Sometimes third parties create an unofficial new or modified version of firmware to provide new features or to unlock hidden functionality. Examples include:

• Rockbox for digital audio players.
• CHDK and Magic Lantern for Canon digital cameras.
• Nikon Hacker project for Nikon EXPEED DSLRs.
• Many third-party firmware projects for wireless routers, including:
  • OpenWrt for wireless routers.
  • RouterTech – for ADSL modem/routers based on the Texas Instruments AR7 chipset (with the Pspboot or Adam2 bootloader).
  • List of wireless router firmware projects
• Firmware that allows DVD drives to be region-free.
• SamyGO, modified firmware for Samsung televisions.
• Many homebrew projects for gaming consoles. These often unlock general-purpose computing functionality in previously limited devices (e.g., running Doom on iPods).

Most firmware hacks are free and open source software as well.
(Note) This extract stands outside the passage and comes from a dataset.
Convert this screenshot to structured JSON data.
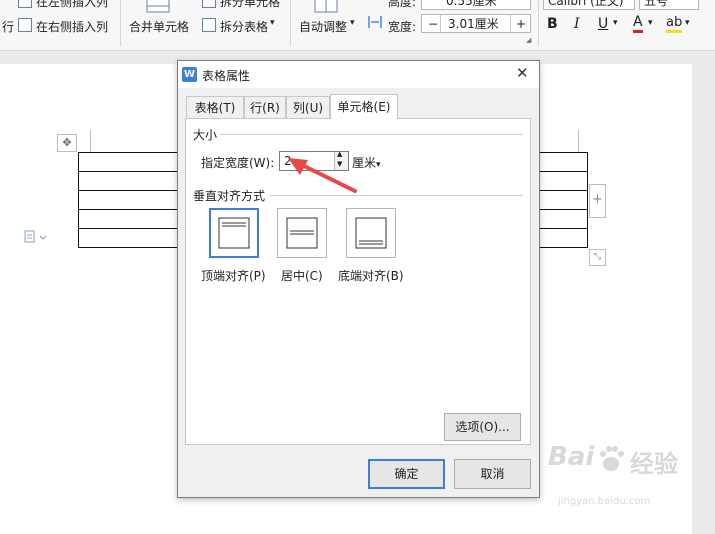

These hacks usually take advantage of the firmware update facility on many devices to install or run themselves. Some, however, must resort to exploits in order to run, because the manufacturer has attempted to lock the hardware to stop it from running unlicensed code.

Newer custom firmware hacks have also focused on injecting malware in devices such as smartphones. One such injection was demonstrated on the Symbian OS at MalCon, a hacker convention.